IN TANDEM: 2Ls Jordan Hefcart (left) and Cassidi Mignuolo, co-leaders of Berkeley Law’s Reproductive Justice Project, are eager to work closely with the resurgent center. Photo by Darius Riley

Center on Reproductive Rights and Justice

Founded in 2012, the center was the first law school–based interdisciplinary think tank on reproductive issues and a key hub for academics, practitioners, advocates, and activists. But when the previous executive director departed, and the faculty director finished her term in close succession in early 2022, activity waned.

With countless new challenges following the Supreme Court overruling Roe v. Wade in Dobbs, Professor Kathryn Abrams knew that quietude couldn’t last and worked with Professor Emerita Kristin Luker, the center’s founding co-director, to rev it up again. As she searches for a new executive director, Abrams has been planning programming, laying the fundraising groundwork, updating the center’s website, and more.

“Three factors contributed to reenergizing the center,” she says. “The first, of course, was Dobbs. The reproductive rights and justice landscape changed radically when the Supreme Court overruled Roe with an opinion that validated originalism, looked to the mid-19th century for its vision of women’s rights, and turned the question of regulating abortion back to the states.

“The second was Kristin’s persistent efforts. She’d continued to correspond with past benefactors and foundation funders, survey developments in the field, and scan the horizon for necessary personnel. The third is my interest in legal inequality and the social movements that challenge it. I had hoped to pursue a project that focused on gender-driven social movements, then Dobbs was decided.”

With states imposing immediate restrictions on abortion care and enacting legislation penalizing and sometimes criminalizing abortion, Abrams says that these measures reach not only the abortion of unplanned pregnancies, but also treatment for miscarriage or fatal fetal diagnoses — putting physical health and mental well-being for many at risk.

Now that the U.S. has become a patchwork of state systems with immense variety and harsh consequences for those in restrictive states, the center will connect scholars with practitioners, advocates, and organizers to develop strategic initiatives.

“These changes and the growing exodus of medical professionals from restrictive states reduced access to reproductive health care of all kinds,” Abrams laments. “They have also exacerbated preexisting health care disparities, making people of color and low-income people even more vulnerable. Centering the experience and advocacy of Black women — who have framed and led the struggle for reproductive justice — and other women of color within reproductive coalitions is a necessary step toward more comprehensive solutions.”

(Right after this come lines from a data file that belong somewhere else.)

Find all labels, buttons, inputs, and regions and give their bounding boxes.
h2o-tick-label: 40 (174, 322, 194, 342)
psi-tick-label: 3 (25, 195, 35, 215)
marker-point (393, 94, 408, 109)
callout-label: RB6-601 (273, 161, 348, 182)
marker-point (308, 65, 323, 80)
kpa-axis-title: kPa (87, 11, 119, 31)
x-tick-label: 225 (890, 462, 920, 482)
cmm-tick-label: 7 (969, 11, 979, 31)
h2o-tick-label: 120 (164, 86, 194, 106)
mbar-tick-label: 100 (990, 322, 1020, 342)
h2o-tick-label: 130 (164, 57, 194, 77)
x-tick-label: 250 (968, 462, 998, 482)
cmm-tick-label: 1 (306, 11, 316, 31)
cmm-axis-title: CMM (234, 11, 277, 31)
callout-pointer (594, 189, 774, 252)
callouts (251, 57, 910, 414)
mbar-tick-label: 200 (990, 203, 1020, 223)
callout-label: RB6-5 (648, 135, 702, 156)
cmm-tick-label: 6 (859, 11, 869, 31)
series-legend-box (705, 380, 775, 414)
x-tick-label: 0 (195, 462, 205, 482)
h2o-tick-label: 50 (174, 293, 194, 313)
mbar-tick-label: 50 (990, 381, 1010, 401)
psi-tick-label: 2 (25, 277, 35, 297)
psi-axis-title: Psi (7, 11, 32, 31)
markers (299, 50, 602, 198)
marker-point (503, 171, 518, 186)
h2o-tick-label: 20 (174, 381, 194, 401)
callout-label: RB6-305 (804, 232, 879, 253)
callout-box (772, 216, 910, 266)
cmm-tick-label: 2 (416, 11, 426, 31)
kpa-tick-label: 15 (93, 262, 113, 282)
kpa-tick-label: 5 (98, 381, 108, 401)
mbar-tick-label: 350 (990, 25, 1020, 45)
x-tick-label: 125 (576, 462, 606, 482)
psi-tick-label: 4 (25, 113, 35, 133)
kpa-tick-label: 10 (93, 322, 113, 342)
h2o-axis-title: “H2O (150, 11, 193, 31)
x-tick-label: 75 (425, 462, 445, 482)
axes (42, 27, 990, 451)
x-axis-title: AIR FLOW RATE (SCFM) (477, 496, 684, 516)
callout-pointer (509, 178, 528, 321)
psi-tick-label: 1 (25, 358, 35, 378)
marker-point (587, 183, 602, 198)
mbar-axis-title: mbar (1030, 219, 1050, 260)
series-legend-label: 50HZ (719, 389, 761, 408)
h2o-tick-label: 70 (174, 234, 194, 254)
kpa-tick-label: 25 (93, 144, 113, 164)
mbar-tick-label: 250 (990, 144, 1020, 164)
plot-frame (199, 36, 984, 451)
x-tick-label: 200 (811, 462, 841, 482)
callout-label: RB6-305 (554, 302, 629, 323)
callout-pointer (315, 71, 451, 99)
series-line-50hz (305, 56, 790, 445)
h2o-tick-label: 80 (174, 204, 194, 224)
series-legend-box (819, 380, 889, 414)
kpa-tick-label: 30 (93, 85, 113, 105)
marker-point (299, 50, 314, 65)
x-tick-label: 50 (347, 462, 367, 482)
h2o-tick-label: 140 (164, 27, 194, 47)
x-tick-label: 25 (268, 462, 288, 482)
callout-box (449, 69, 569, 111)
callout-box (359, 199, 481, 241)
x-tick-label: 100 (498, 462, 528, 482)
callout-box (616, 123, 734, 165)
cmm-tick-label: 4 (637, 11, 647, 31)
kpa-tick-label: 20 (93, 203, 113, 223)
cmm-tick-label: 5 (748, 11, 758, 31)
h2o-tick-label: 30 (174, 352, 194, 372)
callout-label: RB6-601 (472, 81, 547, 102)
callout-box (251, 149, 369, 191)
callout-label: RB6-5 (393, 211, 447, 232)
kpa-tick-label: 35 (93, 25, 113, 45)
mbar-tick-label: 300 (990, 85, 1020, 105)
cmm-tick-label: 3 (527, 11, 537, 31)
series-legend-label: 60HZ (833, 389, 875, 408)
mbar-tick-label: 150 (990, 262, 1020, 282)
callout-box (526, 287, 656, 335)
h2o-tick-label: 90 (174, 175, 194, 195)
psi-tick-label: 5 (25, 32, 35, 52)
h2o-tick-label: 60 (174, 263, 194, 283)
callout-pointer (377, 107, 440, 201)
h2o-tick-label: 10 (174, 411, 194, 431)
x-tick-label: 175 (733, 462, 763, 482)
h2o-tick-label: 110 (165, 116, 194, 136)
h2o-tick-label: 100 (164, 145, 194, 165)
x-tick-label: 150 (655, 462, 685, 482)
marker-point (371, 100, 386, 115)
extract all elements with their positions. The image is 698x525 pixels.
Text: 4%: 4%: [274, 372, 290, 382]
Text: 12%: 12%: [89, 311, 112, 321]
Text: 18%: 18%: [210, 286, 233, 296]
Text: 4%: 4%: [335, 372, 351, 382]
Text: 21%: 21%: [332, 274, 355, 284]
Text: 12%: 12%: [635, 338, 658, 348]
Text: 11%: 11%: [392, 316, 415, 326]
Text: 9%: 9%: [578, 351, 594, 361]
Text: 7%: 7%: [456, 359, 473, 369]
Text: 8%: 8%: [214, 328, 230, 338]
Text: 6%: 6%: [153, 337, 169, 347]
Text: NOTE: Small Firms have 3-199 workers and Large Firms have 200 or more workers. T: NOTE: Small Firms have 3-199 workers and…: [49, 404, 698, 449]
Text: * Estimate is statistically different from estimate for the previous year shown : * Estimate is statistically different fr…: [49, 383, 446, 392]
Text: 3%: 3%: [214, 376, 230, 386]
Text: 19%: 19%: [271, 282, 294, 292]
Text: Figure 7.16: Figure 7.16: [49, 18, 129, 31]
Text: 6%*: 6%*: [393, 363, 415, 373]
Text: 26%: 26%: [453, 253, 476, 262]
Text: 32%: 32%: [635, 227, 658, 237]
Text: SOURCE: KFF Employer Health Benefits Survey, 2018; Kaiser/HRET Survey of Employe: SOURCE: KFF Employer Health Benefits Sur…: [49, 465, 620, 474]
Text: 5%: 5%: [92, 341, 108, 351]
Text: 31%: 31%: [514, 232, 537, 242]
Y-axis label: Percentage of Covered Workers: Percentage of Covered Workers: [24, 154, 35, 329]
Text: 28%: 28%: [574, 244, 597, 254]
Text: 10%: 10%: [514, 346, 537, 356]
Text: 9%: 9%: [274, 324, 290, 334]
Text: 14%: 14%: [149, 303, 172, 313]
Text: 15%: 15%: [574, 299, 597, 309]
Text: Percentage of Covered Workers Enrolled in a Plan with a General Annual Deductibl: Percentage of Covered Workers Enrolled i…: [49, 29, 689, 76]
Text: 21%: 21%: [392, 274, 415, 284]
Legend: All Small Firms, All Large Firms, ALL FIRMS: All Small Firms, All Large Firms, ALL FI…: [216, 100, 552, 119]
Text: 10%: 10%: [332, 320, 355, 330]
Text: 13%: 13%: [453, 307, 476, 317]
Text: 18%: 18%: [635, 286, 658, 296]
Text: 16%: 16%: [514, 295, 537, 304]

In that spirit, the center will support efforts that amplify the voices of those most affected, and offer research and advocacy support for programs that address reproductive inequalities, including but not limited to access to abortion. These might involve initiatives focused on extending postpartum care under Medicaid, requiring insurance coverage for health care workers such as midwives and doulas, and advancing research and policy that address the drivers of racial disparities in maternal mortality.

Lunch talks, partnerships with student-led groups, coursework, and externships are also on the agenda.

“We hope to offer fellowships for summer work and ultimately post-doctoral fellowships because students are a key constituency of the center,” Abrams says. “We aim to help prepare the next generation of legal advocates for reproductive rights and justice, and create a more knowledgeable and engaged public that can be part of state and local solutions.”